[tptacek]

What you're doing now is re-answering a question I posed upthread without addressing the question I just asked.

Yes, of course, every enterprise product company in the world --- in security, disaster response, configuration management, issue tracking, document management, what-have-you, every single one --- sells to FedGov. They all have special teams to do it. And FedGov has special requirements; for instance, Common Criteria certification.

Now: can you answer my actual question? How on earth did you feel you'd be able to defend your statement that most commercial security work is thinly-veiled NSA work? That's not just not true, it's almost literally the opposite of true.

Is your answer "there's this East Coast sector of the security industry that sees itself as the whole security industry that is almost entirely thinly-veiled NSA work"? If so: can you name 3 companies in that East Coast security sector? I've worked in security for just about 20 years now and can name many, many East Coast companies, and very few of them have ever done work for NSA, or, for that matter, done work that would be interesting to NSA.

[Kalium]

"Most" was never my contention. I used "much", which implies a significant amount (dollar-wise, true) without contending a majority.

[tptacek]

And I said virtually none of it is, rebutting your claim, which I think is farcical. Can you defend it with specifics?

[Kalium]

Leidos, ManTech, and Endgame (provided you're willing to allow Atlanta) come to mind. All do substantial amounts of security work. Mandiant, too, though they're now owned by FireEye.

[tptacek]

Two giant government contractors that happen to have small security teams, and one tiny boutique firm. The funny thing is you didn't mention Raytheon or Lockheed, both of which have teams that I suspect are larger than the three teams you mentioned put together. All of them are dwarfed by the commercial security industry. Most of them are backwaters nobody in the field thinks about when they think about security.

[Kalium]

This is an embarrassing admission: I couldn't remember how to spell Raytheon.

I do know that the people in those fields tend to think of themselves as "the security industry". They also don't generally work on material that the more private-sector-focused industry cares about or gets exposed to, like how to secure a network when you have brain-damaged political network policies.
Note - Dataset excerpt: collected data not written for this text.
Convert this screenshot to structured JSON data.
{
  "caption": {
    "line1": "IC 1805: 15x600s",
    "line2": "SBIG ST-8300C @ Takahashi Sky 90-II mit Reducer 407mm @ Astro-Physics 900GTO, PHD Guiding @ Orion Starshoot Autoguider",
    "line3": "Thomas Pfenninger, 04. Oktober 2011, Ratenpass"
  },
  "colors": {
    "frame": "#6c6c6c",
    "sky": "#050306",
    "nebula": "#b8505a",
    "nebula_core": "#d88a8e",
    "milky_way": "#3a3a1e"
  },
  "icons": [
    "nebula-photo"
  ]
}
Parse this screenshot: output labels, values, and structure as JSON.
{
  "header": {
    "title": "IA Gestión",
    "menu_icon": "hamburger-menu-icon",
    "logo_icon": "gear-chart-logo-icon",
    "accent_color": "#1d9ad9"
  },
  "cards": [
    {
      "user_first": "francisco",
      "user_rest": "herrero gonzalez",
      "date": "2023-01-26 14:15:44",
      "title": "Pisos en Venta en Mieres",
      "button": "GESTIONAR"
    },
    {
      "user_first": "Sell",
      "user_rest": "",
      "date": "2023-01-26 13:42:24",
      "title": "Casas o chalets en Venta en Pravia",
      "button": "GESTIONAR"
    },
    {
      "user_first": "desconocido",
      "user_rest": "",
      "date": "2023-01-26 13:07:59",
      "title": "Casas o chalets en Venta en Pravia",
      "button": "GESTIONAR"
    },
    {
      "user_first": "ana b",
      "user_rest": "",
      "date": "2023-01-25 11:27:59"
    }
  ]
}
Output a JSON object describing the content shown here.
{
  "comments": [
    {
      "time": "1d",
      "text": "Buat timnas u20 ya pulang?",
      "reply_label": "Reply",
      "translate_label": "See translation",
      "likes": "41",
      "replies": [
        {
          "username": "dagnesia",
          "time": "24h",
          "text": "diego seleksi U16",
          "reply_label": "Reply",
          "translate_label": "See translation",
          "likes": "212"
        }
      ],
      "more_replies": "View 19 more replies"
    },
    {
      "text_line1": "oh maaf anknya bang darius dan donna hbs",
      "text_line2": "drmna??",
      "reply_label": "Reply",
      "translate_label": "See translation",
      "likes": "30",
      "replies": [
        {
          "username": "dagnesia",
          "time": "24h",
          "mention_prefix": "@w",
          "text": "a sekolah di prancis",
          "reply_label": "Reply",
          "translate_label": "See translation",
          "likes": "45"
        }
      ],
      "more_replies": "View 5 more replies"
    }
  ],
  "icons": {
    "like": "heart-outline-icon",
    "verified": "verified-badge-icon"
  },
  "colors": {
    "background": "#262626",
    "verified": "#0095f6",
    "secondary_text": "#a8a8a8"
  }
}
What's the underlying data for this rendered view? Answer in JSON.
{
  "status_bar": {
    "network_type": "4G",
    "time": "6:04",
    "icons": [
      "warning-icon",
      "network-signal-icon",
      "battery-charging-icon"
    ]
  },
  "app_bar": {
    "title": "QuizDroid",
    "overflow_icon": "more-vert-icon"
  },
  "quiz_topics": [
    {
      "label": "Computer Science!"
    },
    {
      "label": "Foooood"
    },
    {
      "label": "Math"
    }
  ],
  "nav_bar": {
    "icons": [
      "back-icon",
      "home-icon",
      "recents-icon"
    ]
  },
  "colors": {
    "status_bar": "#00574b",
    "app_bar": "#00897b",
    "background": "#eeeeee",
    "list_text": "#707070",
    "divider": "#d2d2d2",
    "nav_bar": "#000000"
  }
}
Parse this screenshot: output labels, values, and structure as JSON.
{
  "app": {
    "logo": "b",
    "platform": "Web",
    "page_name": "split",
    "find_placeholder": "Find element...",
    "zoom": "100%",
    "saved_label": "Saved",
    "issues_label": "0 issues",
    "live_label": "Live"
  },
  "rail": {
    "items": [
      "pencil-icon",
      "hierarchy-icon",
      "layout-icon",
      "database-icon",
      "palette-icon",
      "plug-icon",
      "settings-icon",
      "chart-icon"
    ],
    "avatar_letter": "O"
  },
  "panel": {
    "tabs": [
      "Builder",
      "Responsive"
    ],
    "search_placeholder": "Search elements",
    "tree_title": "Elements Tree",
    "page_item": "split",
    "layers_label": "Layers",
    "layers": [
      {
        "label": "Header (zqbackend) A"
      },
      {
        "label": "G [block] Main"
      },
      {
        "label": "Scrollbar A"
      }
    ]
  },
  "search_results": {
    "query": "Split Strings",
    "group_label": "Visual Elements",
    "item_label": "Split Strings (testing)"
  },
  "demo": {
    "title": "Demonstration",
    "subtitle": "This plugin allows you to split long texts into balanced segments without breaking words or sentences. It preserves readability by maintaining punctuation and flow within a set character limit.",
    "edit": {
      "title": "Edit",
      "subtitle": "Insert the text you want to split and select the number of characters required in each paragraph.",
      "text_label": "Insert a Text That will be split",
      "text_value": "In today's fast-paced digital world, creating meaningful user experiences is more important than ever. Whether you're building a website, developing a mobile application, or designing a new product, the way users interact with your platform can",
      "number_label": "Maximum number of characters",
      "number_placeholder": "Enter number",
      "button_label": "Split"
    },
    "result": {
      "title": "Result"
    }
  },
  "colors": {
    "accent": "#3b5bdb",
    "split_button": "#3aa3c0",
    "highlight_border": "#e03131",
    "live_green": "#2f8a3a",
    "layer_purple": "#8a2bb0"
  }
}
I'll have to keep a tally at the next DEFCON.

[tptacek]

I think you need to be more careful about how you word this.

It is a true but very uninteresting statement to say that "most government contracting work is thinly veiled government work".

Obviously, you don't feel like that's what you're saying. But to defend the statement that much of security in general is thinly veiled USG work, you cite SAIC, ManTech, and (now) Raytheon. Giant government contractors.

The security industry as a whole is enormous. It includes big chunks of Cisco, IBM, EMC, Symantec, Intel, and HP, and literally hundreds of companies the likes of Duo, Cloudflare, Accuvant, and Lookout.

The clear implication of your comment upthread is that most commercial security work is not only done for the USG, but is offensive work done for NSA. That's why you compared it to HackerOne and called their rates a "sick joke". Not only would that statement still not be true if most commercial offensive work was done by NSA (government rates on vulnerabilities are not as lucrative as extragovernmental rates are), but it is itself not true at all. Ironically, the numbers get even worse for your argument when we narrow the security industry down to offensive work.

I might lose an argument about how much bogus "defensive" security product stuff gets sold through GSA teams to NSA and DoD in general. But most of my experience --- apart from the four years I spent working for what was at the time Sandvine's biggest competitor, where we never once had a discussion about selling to NSA --- is on the offensive side. Virtually none of the commercial offensive security work that is done is done to benefit NSA.